Nyx: 1 Vulnhub Walkthrough | Nyx: 1 Vulnhub Writeup

In this post, we are going to solve another boot to root challenge Nyx 1 from vulnhub. and this VM ( virtual machine ) is created by 0xatom. this is an easy level box. you can download here this machine. we discover VM IP from netdiscover scanning and VMware automatically show VM IP address.

Network Scanning

Let’s start playing this box always we started network scanning.

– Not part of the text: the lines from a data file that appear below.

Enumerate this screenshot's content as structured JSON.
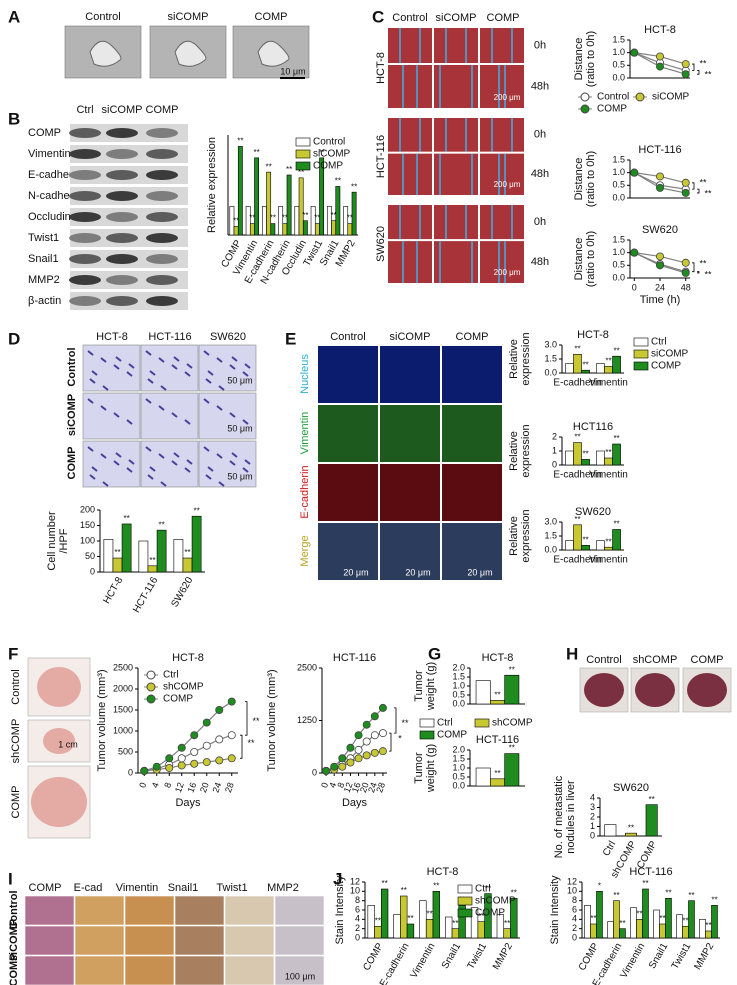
{
  "panel_letters": [
    "A",
    "B",
    "C",
    "D",
    "E",
    "F",
    "G",
    "H",
    "I",
    "J"
  ],
  "a": {
    "labels": [
      "Control",
      "siCOMP",
      "COMP"
    ],
    "scale": "10 μm"
  },
  "b": {
    "columns": [
      "Ctrl",
      "siCOMP",
      "COMP"
    ],
    "rows": [
      "COMP",
      "Vimentin",
      "E-cadherin",
      "N-cadherin",
      "Occludin",
      "Twist1",
      "Snail1",
      "MMP2",
      "β-actin"
    ]
  },
  "c": {
    "columns": [
      "Control",
      "siCOMP",
      "COMP"
    ],
    "cell_lines": [
      "HCT-8",
      "HCT-116",
      "SW620"
    ],
    "times": [
      "0h",
      "48h"
    ],
    "scale": "200 μm"
  },
  "d": {
    "columns": [
      "HCT-8",
      "HCT-116",
      "SW620"
    ],
    "rows": [
      "Control",
      "siCOMP",
      "COMP"
    ],
    "scale": "50 μm"
  },
  "e": {
    "columns": [
      "Control",
      "siCOMP",
      "COMP"
    ],
    "rows": [
      "Nucleus",
      "Vimentin",
      "E-cadherin",
      "Merge"
    ],
    "scale": "20 μm"
  },
  "f": {
    "rows": [
      "Control",
      "shCOMP",
      "COMP"
    ],
    "scale": "1 cm"
  },
  "h": {
    "columns": [
      "Control",
      "shCOMP",
      "COMP"
    ]
  },
  "i": {
    "columns": [
      "COMP",
      "E-cad",
      "Vimentin",
      "Snail1",
      "Twist1",
      "MMP2"
    ],
    "rows": [
      "Control",
      "siCOMP",
      "COMP"
    ],
    "scale": "100 μm"
  },
  "chart_data": [
    {
      "type": "bar",
      "ylabel": [
        "Relative expression"
      ],
      "ylim": [
        0,
        3.5
      ],
      "legend": "upper right",
      "categories": [
        "COMP",
        "Vimentin",
        "E-cadherin",
        "N-cadherin",
        "Occludin",
        "Twist1",
        "Snail1",
        "MMP2"
      ],
      "series": [
        {
          "name": "Control",
          "color": "#ffffff",
          "values": [
            1,
            1,
            1,
            1,
            1,
            1,
            1,
            1
          ]
        },
        {
          "name": "siCOMP",
          "color": "#c8c832",
          "values": [
            0.3,
            0.4,
            2.2,
            0.4,
            2.0,
            0.4,
            0.5,
            0.4
          ],
          "annotations": [
            "**",
            "**",
            "**",
            "**",
            "**",
            "**",
            "**",
            "**"
          ]
        },
        {
          "name": "COMP",
          "color": "#1e8c1e",
          "values": [
            3.1,
            2.7,
            0.4,
            2.1,
            0.5,
            2.7,
            1.7,
            1.5
          ],
          "annotations": [
            "**",
            "**",
            "**",
            "**",
            "**",
            "**",
            "**",
            "**"
          ]
        }
      ]
    },
    {
      "type": "line",
      "title": "HCT-8",
      "ylabel": [
        "Distance",
        "(ratio to 0h)"
      ],
      "x": [
        0,
        24,
        48
      ],
      "xlim": [
        -4,
        52
      ],
      "ylim": [
        0,
        1.5
      ],
      "yticks": [
        {
          "value": 0,
          "label": "0.0"
        },
        0.5,
        {
          "value": 1,
          "label": "1.0"
        },
        1.5
      ],
      "legend": "lower left",
      "line_color": "#808080",
      "annotations": [
        "**",
        "**"
      ],
      "series": [
        {
          "name": "Control",
          "color": "#ffffff",
          "values": [
            1,
            0.6,
            0.3
          ]
        },
        {
          "name": "siCOMP",
          "color": "#c8c832",
          "values": [
            1,
            0.85,
            0.55
          ]
        },
        {
          "name": "COMP",
          "color": "#1e8c1e",
          "values": [
            1,
            0.45,
            0.15
          ]
        }
      ]
    },
    {
      "type": "line",
      "title": "HCT-116",
      "ylabel": [
        "Distance",
        "(ratio to 0h)"
      ],
      "x": [
        0,
        24,
        48
      ],
      "xlim": [
        -4,
        52
      ],
      "ylim": [
        0,
        1.5
      ],
      "yticks": [
        {
          "value": 0,
          "label": "0.0"
        },
        0.5,
        {
          "value": 1,
          "label": "1.0"
        },
        1.5
      ],
      "line_color": "#808080",
      "annotations": [
        "**",
        "**"
      ],
      "series": [
        {
          "color": "#ffffff",
          "values": [
            1,
            0.5,
            0.35
          ]
        },
        {
          "color": "#c8c832",
          "values": [
            1,
            0.85,
            0.6
          ]
        },
        {
          "color": "#1e8c1e",
          "values": [
            1,
            0.4,
            0.2
          ]
        }
      ]
    },
    {
      "type": "line",
      "title": "SW620",
      "ylabel": [
        "Distance",
        "(ratio to 0h)"
      ],
      "xlabel": "Time (h)",
      "x": [
        0,
        24,
        48
      ],
      "xlim": [
        -4,
        52
      ],
      "ylim": [
        0,
        1.5
      ],
      "xticks": [
        0,
        24,
        48
      ],
      "yticks": [
        {
          "value": 0,
          "label": "0.0"
        },
        0.5,
        {
          "value": 1,
          "label": "1.0"
        },
        1.5
      ],
      "line_color": "#808080",
      "annotations": [
        "**",
        "**"
      ],
      "series": [
        {
          "color": "#ffffff",
          "values": [
            1,
            0.55,
            0.25
          ]
        },
        {
          "color": "#c8c832",
          "values": [
            1,
            0.85,
            0.6
          ]
        },
        {
          "color": "#1e8c1e",
          "values": [
            1,
            0.5,
            0.2
          ]
        }
      ]
    },
    {
      "type": "bar",
      "ylabel": [
        "Cell number",
        "/HPF"
      ],
      "ylim": [
        0,
        200
      ],
      "yticks": [
        0,
        50,
        100,
        150,
        200
      ],
      "categories": [
        "HCT-8",
        "HCT-116",
        "SW620"
      ],
      "series": [
        {
          "color": "#ffffff",
          "values": [
            105,
            100,
            105
          ]
        },
        {
          "color": "#c8c832",
          "values": [
            45,
            20,
            45
          ],
          "annotations": [
            "**",
            "**",
            "**"
          ]
        },
        {
          "color": "#1e8c1e",
          "values": [
            155,
            135,
            180
          ],
          "annotations": [
            "**",
            "**",
            "**"
          ]
        }
      ]
    },
    {
      "type": "bar",
      "title": "HCT-8",
      "ylabel": [
        "Relative",
        "expression"
      ],
      "ylim": [
        0,
        3
      ],
      "yticks": [
        {
          "value": 0,
          "label": "0.0"
        },
        1.5,
        {
          "value": 3,
          "label": "3.0"
        }
      ],
      "legend": "right",
      "categories": [
        "E-cadherin",
        "Vimentin"
      ],
      "series": [
        {
          "name": "Ctrl",
          "color": "#ffffff",
          "values": [
            1,
            1
          ]
        },
        {
          "name": "siCOMP",
          "color": "#c8c832",
          "values": [
            2.0,
            0.7
          ],
          "annotations": [
            "**",
            "**"
          ]
        },
        {
          "name": "COMP",
          "color": "#1e8c1e",
          "values": [
            0.3,
            1.8
          ],
          "annotations": [
            "**",
            "**"
          ]
        }
      ]
    },
    {
      "type": "bar",
      "title": "HCT116",
      "ylabel": [
        "Relative",
        "expression"
      ],
      "ylim": [
        0,
        2
      ],
      "yticks": [
        0,
        1,
        2
      ],
      "categories": [
        "E-cadherin",
        "Vimentin"
      ],
      "series": [
        {
          "color": "#ffffff",
          "values": [
            1,
            1
          ]
        },
        {
          "color": "#c8c832",
          "values": [
            1.6,
            0.5
          ],
          "annotations": [
            "**",
            "**"
          ]
        },
        {
          "color": "#1e8c1e",
          "values": [
            0.4,
            1.5
          ],
          "annotations": [
            "**",
            "**"
          ]
        }
      ]
    },
    {
      "type": "bar",
      "title": "SW620",
      "ylabel": [
        "Relative",
        "expression"
      ],
      "ylim": [
        0,
        3
      ],
      "yticks": [
        {
          "value": 0,
          "label": "0.0"
        },
        1.5,
        {
          "value": 3,
          "label": "3.0"
        }
      ],
      "categories": [
        "E-cadherin",
        "Vimentin"
      ],
      "series": [
        {
          "color": "#ffffff",
          "values": [
            1,
            1
          ]
        },
        {
          "color": "#c8c832",
          "values": [
            2.7,
            0.3
          ],
          "annotations": [
            "**",
            "**"
          ]
        },
        {
          "color": "#1e8c1e",
          "values": [
            0.5,
            2.2
          ],
          "annotations": [
            "**",
            "**"
          ]
        }
      ]
    },
    {
      "type": "line",
      "title": "HCT-8",
      "ylabel": [
        "Tumor volume (mm³)"
      ],
      "xlabel": "Days",
      "x": [
        0,
        4,
        8,
        12,
        16,
        20,
        24,
        28
      ],
      "xlim": [
        -2,
        30
      ],
      "ylim": [
        0,
        2500
      ],
      "xticks": [
        0,
        4,
        8,
        12,
        16,
        20,
        24,
        28
      ],
      "yticks": [
        0,
        500,
        1000,
        1500,
        2000,
        2500
      ],
      "legend": "upper left",
      "line_color": "#808080",
      "annotations": [
        "**",
        "**"
      ],
      "series": [
        {
          "name": "Ctrl",
          "color": "#ffffff",
          "values": [
            50,
            100,
            200,
            350,
            500,
            650,
            800,
            900
          ]
        },
        {
          "name": "shCOMP",
          "color": "#c8c832",
          "values": [
            50,
            80,
            120,
            180,
            220,
            260,
            300,
            350
          ]
        },
        {
          "name": "COMP",
          "color": "#1e8c1e",
          "values": [
            50,
            150,
            350,
            600,
            900,
            1200,
            1500,
            1700
          ]
        }
      ]
    },
    {
      "type": "line",
      "title": "HCT-116",
      "ylabel": [
        "Tumor volume (mm³)"
      ],
      "xlabel": "Days",
      "x": [
        0,
        4,
        8,
        12,
        16,
        20,
        24,
        28
      ],
      "xlim": [
        -2,
        30
      ],
      "ylim": [
        0,
        2500
      ],
      "xticks": [
        0,
        4,
        8,
        12,
        16,
        20,
        24,
        28
      ],
      "yticks": [
        0,
        1250,
        2500
      ],
      "line_color": "#808080",
      "annotations": [
        "*",
        "**"
      ],
      "series": [
        {
          "color": "#ffffff",
          "values": [
            50,
            100,
            200,
            350,
            550,
            750,
            900,
            950
          ]
        },
        {
          "color": "#c8c832",
          "values": [
            50,
            80,
            150,
            250,
            350,
            420,
            480,
            520
          ]
        },
        {
          "color": "#1e8c1e",
          "values": [
            50,
            150,
            350,
            600,
            900,
            1150,
            1350,
            1550
          ]
        }
      ]
    },
    {
      "type": "bar",
      "title": "HCT-8",
      "ylabel": [
        "Tumor",
        "weight (g)"
      ],
      "ylim": [
        0,
        2
      ],
      "yticks": [
        {
          "value": 0,
          "label": "0.0"
        },
        0.5,
        {
          "value": 1,
          "label": "1.0"
        },
        1.5,
        {
          "value": 2,
          "label": "2.0"
        }
      ],
      "legend": "lower left",
      "series": [
        {
          "name": "Ctrl",
          "color": "#ffffff",
          "values": [
            1.3
          ]
        },
        {
          "name": "shCOMP",
          "color": "#c8c832",
          "values": [
            0.2
          ],
          "annotations": [
            "**"
          ]
        },
        {
          "name": "COMP",
          "color": "#1e8c1e",
          "values": [
            1.6
          ],
          "annotations": [
            "**"
          ]
        }
      ]
    },
    {
      "type": "bar",
      "title": "HCT-116",
      "ylabel": [
        "Tumor",
        "weight (g)"
      ],
      "ylim": [
        0,
        2
      ],
      "yticks": [
        {
          "value": 0,
          "label": "0.0"
        },
        0.5,
        {
          "value": 1,
          "label": "1.0"
        },
        1.5,
        {
          "value": 2,
          "label": "2.0"
        }
      ],
      "series": [
        {
          "color": "#ffffff",
          "values": [
            1.0
          ]
        },
        {
          "color": "#c8c832",
          "values": [
            0.4
          ],
          "annotations": [
            "**"
          ]
        },
        {
          "color": "#1e8c1e",
          "values": [
            1.8
          ],
          "annotations": [
            "**"
          ]
        }
      ]
    },
    {
      "type": "bar",
      "title": "SW620",
      "ylabel": [
        "No. of metastatic",
        "nodules in liver"
      ],
      "ylim": [
        0,
        4
      ],
      "yticks": [
        0,
        1,
        2,
        3,
        4
      ],
      "categories": [
        "Ctrl",
        "shCOMP",
        "COMP"
      ],
      "values": [
        1.2,
        0.3,
        3.3
      ],
      "colors": [
        "#ffffff",
        "#c8c832",
        "#1e8c1e"
      ],
      "annotations": [
        null,
        "**",
        "**"
      ]
    },
    {
      "type": "bar",
      "title": "HCT-8",
      "ylabel": [
        "Stain Intensity"
      ],
      "ylim": [
        0,
        12
      ],
      "yticks": [
        0,
        2,
        4,
        6,
        8,
        10,
        12
      ],
      "legend": "upper right",
      "categories": [
        "COMP",
        "E-cadherin",
        "Vimentin",
        "Snail1",
        "Twist1",
        "MMP2"
      ],
      "series": [
        {
          "name": "Ctrl",
          "color": "#ffffff",
          "values": [
            7,
            5,
            8,
            4.5,
            6.5,
            5
          ]
        },
        {
          "name": "shCOMP",
          "color": "#c8c832",
          "values": [
            2.5,
            9,
            4,
            2,
            3.5,
            2
          ],
          "annotations": [
            "**",
            "**",
            "**",
            "**",
            "**",
            "**"
          ]
        },
        {
          "name": "COMP",
          "color": "#1e8c1e",
          "values": [
            10.5,
            3,
            10,
            7,
            9.5,
            8.5
          ],
          "annotations": [
            "**",
            "**",
            "**",
            "**",
            "**",
            "**"
          ]
        }
      ]
    },
    {
      "type": "bar",
      "title": "HCT-116",
      "ylabel": [
        "Stain Intensity"
      ],
      "ylim": [
        0,
        12
      ],
      "yticks": [
        0,
        2,
        4,
        6,
        8,
        10,
        12
      ],
      "categories": [
        "COMP",
        "E-cadherin",
        "Vimentin",
        "Snail1",
        "Twist1",
        "MMP2"
      ],
      "series": [
        {
          "color": "#ffffff",
          "values": [
            7,
            3.5,
            6.5,
            6,
            5,
            4
          ]
        },
        {
          "color": "#c8c832",
          "values": [
            3,
            8,
            4,
            3,
            2.5,
            1.5
          ],
          "annotations": [
            "**",
            "**",
            "**",
            "**",
            "**",
            "**"
          ]
        },
        {
          "color": "#1e8c1e",
          "values": [
            10,
            2,
            10.5,
            8.5,
            8,
            7
          ],
          "annotations": [
            "*",
            "**",
            "**",
            "**",
            "**",
            "**"
          ]
        }
      ]
    }
  ]
}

I have my victim IP address. now over the next step is scanning target ports and services through using the Nmap command.

Enumeration

and Nmap result is shown target open ports 22/SSH and port 80/HTTP running Apache HTTP server. let’s stated enumeration on port 80 try some basic stuff reading page source code checking robots.txt entries but we found nothing useful.

using the dirb tool we discover another page URL but there is nothing useful. we didn’t found any key without wasting our time we move the next step.

I’m stuck here I search on google and I found a Nmap enumeration script and it did work and we found another big url.

let’s open the PHP page and we see an SSH private key and after reading same URL page source code we found a username mpampis.

I copy the ssh key our local machine and changing key permission the we try to login ssh without using any password.

and that was very interesting we log in with user mpampis and we catch our first flag user.txt mpampis home directory

Privilege Escalation

I run the sudo -l command and we see sudoers file entries our current user mpampis run the GCC command as a root user with asking any password. we run the privilege escalation command.

we are root now and this challenge completed by reading second root flag.